The woman believed to be Rochom P'ngieng, Cambodia's "jungle woman", is pictured here in her house in a remote jungle village in Rattanakiri province in 2007. The woman, whose story gripped the country after she apparently spent 18 years living in a forest, was hospitalised after refusing food, her father and a doctor said. (AFP/File/AFP)
PHNOM PENH (AFP) – Cambodia's "jungle woman", whose story gripped the country after she apparently spent 18 years living in a forest, was hospitalised after refusing food, her father and a doctor said Friday.
But the tale of Rochom P'ngieng, which has involved disputes over her real identity and how she spent her missing years, took a further twist when her father then removed her from the clinic against doctors' advice.
Rochom P'ngieng went missing as a little girl in 1989 while herding water buffalo in Ratanakkiri province around 600 kilometres (400 miles) northeast of the capital Phnom Penh.
In early 2007 the woman was brought from the jungle, naked and dirty, after being caught trying to steal food from a farmer. She was hunched over like a monkey, scavenging the ground for pieces of dried rice in the forest.
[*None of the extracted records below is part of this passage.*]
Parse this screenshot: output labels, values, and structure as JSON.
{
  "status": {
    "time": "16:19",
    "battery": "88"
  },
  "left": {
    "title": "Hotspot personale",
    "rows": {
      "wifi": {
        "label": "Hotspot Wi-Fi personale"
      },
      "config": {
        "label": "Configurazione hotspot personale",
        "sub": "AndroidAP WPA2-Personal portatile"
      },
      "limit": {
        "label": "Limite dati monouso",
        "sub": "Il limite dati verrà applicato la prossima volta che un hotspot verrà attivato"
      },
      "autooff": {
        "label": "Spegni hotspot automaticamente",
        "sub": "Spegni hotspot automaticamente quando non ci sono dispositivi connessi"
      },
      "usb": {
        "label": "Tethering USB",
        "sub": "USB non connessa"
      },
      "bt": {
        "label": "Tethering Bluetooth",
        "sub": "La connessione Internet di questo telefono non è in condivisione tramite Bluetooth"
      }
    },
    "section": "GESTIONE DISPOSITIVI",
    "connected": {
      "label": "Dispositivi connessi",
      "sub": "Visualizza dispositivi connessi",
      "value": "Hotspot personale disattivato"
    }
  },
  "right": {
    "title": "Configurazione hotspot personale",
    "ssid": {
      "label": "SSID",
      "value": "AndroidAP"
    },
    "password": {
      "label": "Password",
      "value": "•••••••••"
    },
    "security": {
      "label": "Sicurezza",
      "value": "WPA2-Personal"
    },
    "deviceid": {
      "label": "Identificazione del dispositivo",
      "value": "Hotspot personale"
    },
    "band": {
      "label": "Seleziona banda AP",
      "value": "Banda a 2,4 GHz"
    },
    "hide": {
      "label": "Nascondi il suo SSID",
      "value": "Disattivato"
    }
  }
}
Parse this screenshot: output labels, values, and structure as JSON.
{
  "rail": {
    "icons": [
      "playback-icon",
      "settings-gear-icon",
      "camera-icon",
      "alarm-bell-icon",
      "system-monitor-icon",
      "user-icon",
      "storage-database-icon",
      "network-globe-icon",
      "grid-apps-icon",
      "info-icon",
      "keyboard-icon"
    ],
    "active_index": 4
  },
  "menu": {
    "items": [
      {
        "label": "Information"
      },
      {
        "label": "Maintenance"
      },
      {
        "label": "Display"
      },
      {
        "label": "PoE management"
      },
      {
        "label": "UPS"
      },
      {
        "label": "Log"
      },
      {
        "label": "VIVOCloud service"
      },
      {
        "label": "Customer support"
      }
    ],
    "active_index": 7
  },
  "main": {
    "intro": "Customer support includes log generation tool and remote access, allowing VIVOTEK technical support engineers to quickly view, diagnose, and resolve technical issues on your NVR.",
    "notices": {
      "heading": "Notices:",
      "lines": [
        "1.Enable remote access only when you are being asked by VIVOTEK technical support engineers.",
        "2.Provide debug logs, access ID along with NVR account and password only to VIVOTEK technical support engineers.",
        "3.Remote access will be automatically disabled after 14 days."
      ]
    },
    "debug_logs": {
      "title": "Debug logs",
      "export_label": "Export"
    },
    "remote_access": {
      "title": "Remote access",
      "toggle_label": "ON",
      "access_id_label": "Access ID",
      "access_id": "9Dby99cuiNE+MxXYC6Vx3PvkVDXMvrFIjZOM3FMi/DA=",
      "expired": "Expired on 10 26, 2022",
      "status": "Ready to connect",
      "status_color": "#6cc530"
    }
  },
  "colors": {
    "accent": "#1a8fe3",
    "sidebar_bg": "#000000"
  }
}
She could not utter a word of any intelligible language, instead making what Sal Lou, the man who says he is her father, calls "animal noises".
Cambodians described her as "jungle woman" and "half-animal girl".
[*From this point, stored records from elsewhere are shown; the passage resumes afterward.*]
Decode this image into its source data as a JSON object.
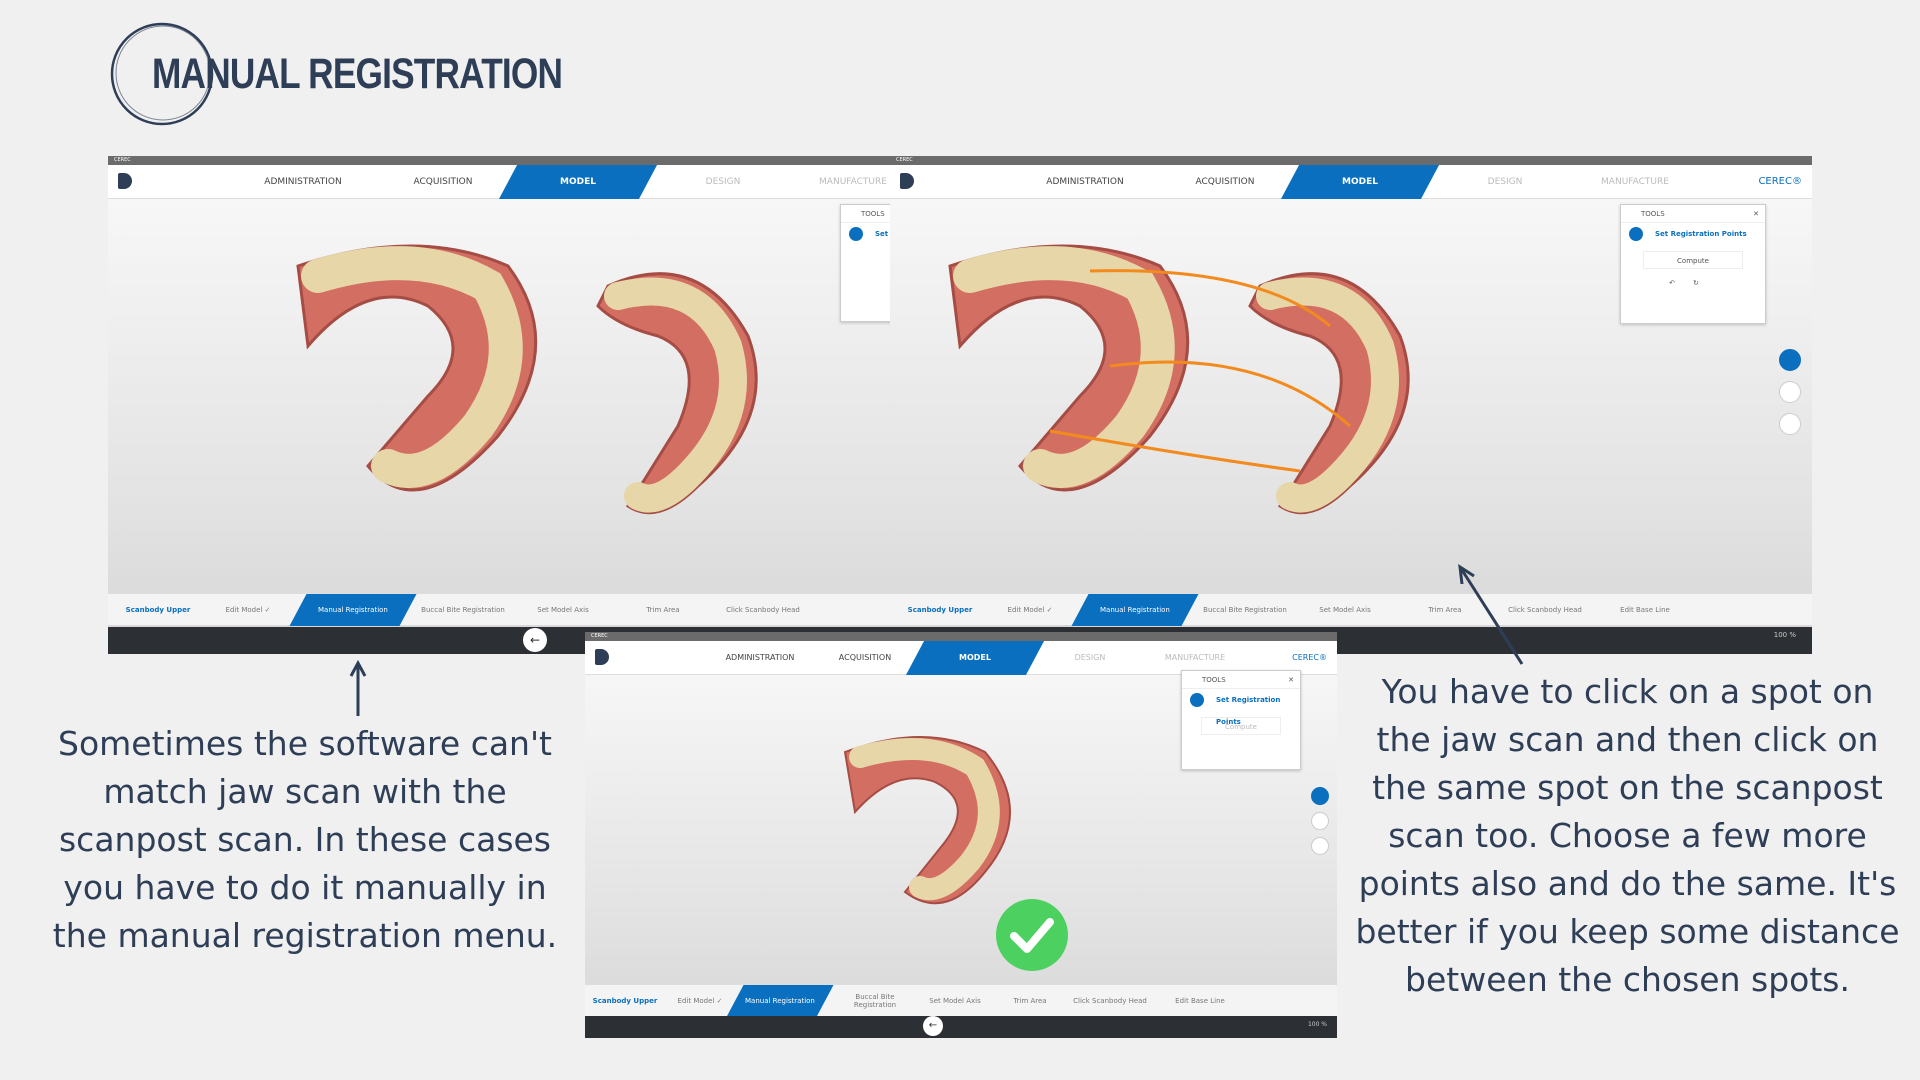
{
  "header": {
    "title": "MANUAL REGISTRATION"
  },
  "app": {
    "window_title": "CEREC",
    "brand": "CEREC®",
    "nav_tabs": [
      "ADMINISTRATION",
      "ACQUISITION",
      "MODEL",
      "DESIGN",
      "MANUFACTURE"
    ],
    "active_tab": "MODEL",
    "steps": [
      {
        "label": "Scanbody Upper"
      },
      {
        "label": "Edit Model ✓"
      },
      {
        "label": "Manual Registration"
      },
      {
        "label": "Buccal Bite Registration"
      },
      {
        "label": "Set Model Axis"
      },
      {
        "label": "Trim Area"
      },
      {
        "label": "Click Scanbody Head"
      },
      {
        "label": "Edit Base Line"
      }
    ],
    "tools": {
      "title": "TOOLS",
      "item": "Set Registration Points",
      "item_truncated": "Set",
      "compute": "Compute",
      "undo": "↶",
      "redo": "↻",
      "close": "✕"
    },
    "zoom": "100 %"
  },
  "captions": {
    "left": "Sometimes the software can't match jaw scan with the scanpost scan.  In these cases you have to do it manually in the manual registration menu.",
    "right": "You have to click on a spot on the jaw scan and then click on the same spot on the scanpost scan too. Choose a few more points also and do the same. It's better if you keep some distance between the chosen spots."
  },
  "colors": {
    "accent": "#0a6fbf",
    "text": "#2e3e57",
    "registration_line": "#f28a1e",
    "success": "#4cd060"
  }
}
Sal Lou told AFP by telephone on Friday that Rochom P'ngieng was admitted to the provincial hospital on Monday.
"She has refused to eat rice for about one month. She is skinny now... She still cannot speak. She acts totally like a monkey. Last night, she took off her clothes, and went to hide in the bathroom," Sal Lou said.
"Her condition looks worse than the time we brought her from the jungle. She always wants to take off her clothes and crawl back to the jungle," he added.
But he said in a later call that he had brought her home because it was too difficult to keep her from fleeing the hospital.
"We have to hold her hand all the time (at the hospital). Otherwise she would take her clothes off and run away," he said, adding that he would now appeal to charities to take over her care.
Doctor Hing Phan Sokunthea, director of Ratanakkiri provincial hospital, confirmed that Sal Lou had defied medical advice and checked her out of the hospital.
"We wanted to monitor her situation more, but we don't know what to do because the father already took his daughter out of hospital," he said.
The jungles of Ratanakkiri -- some of the most isolated and wild in Cambodia -- are known to have held hidden groups of hill tribes in the recent past.
In November 2004, 34 people from four hill tribe families emerged from the dense forest where they had fled in 1979 after the fall of the genocidal Khmer Rouge regime, which they supported.